A helicopter carrier could theoretically extend Indonesia's maritime domain awareness and response capabilities in those contested waters. The vessel could serve as a mobile command platform, coordinate patrol aircraft and surface vessels, and project Indonesian presence in disputed areas without the escalatory implications of combat aircraft.
But operational realities temper such scenarios. The Giuseppe Garibaldi requires substantial crew training. Indonesia has no experience operating carriers. The vessel's age means maintenance issues will arise frequently. Fuel costs alone for a ship that size could strain operational budgets.
European defense engagement in Southeast Asia also carries geopolitical overtones. Italy, France, Germany, and the UK frame their regional presence as supporting a "free and open Indo-Pacific" and countering authoritarian expansion—language that aligns with U.S. framing of the region's strategic competition.
For ASEAN nations, European suppliers offer alternatives to dependence on U.S. or Chinese equipment. Diversifying defense suppliers allows countries like Indonesia to avoid choosing sides in U.S.-China competition while still enhancing capabilities. European equipment often comes with fewer geopolitical strings than U.S. or Chinese alternatives, though at typically higher prices.
The Giuseppe Garibaldi transfer timeline remains unclear. The Italian defense ministry's approval document, circulated on Indonesian defense forums, indicates the donation is approved but does not specify handover dates or conditions. Refitting the vessel for Indonesian service could take months or years depending on the scope of modifications required.

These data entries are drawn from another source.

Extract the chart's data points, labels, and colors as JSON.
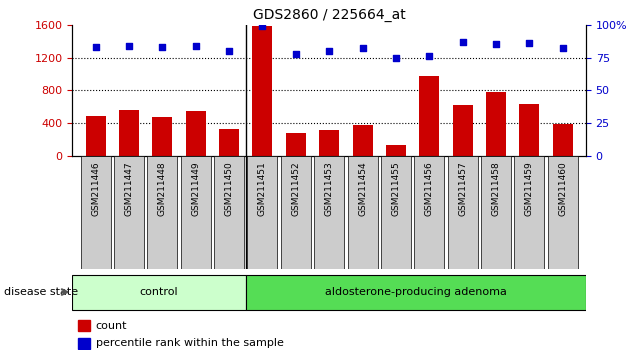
{
  "title": "GDS2860 / 225664_at",
  "samples": [
    "GSM211446",
    "GSM211447",
    "GSM211448",
    "GSM211449",
    "GSM211450",
    "GSM211451",
    "GSM211452",
    "GSM211453",
    "GSM211454",
    "GSM211455",
    "GSM211456",
    "GSM211457",
    "GSM211458",
    "GSM211459",
    "GSM211460"
  ],
  "counts": [
    490,
    560,
    470,
    550,
    330,
    1580,
    280,
    320,
    370,
    130,
    970,
    620,
    780,
    630,
    390
  ],
  "percentiles": [
    83,
    84,
    83,
    84,
    80,
    99,
    78,
    80,
    82,
    75,
    76,
    87,
    85,
    86,
    82
  ],
  "control_count": 5,
  "group1_label": "control",
  "group2_label": "aldosterone-producing adenoma",
  "group1_color": "#ccffcc",
  "group2_color": "#55dd55",
  "bar_color": "#cc0000",
  "dot_color": "#0000cc",
  "ylim_left": [
    0,
    1600
  ],
  "ylim_right": [
    0,
    100
  ],
  "yticks_left": [
    0,
    400,
    800,
    1200,
    1600
  ],
  "yticks_right": [
    0,
    25,
    50,
    75,
    100
  ],
  "disease_state_label": "disease state",
  "legend_count": "count",
  "legend_percentile": "percentile rank within the sample",
  "tick_bg_color": "#cccccc",
  "dotted_grid_levels": [
    400,
    800,
    1200
  ]
}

Indonesia's navy publicly frames the acquisition as enhancing disaster response and humanitarian assistance capabilities rather than military power projection. That messaging aligns with Indonesia's foreign policy tradition of non-alignment and ASEAN centrality, avoiding language that could provoke China or suggest closer Western security alignment.
Ten countries, 700 million people, one region—and Indonesia acquiring a European aircraft carrier it may struggle to operate, in a naval arms race no one admits is happening.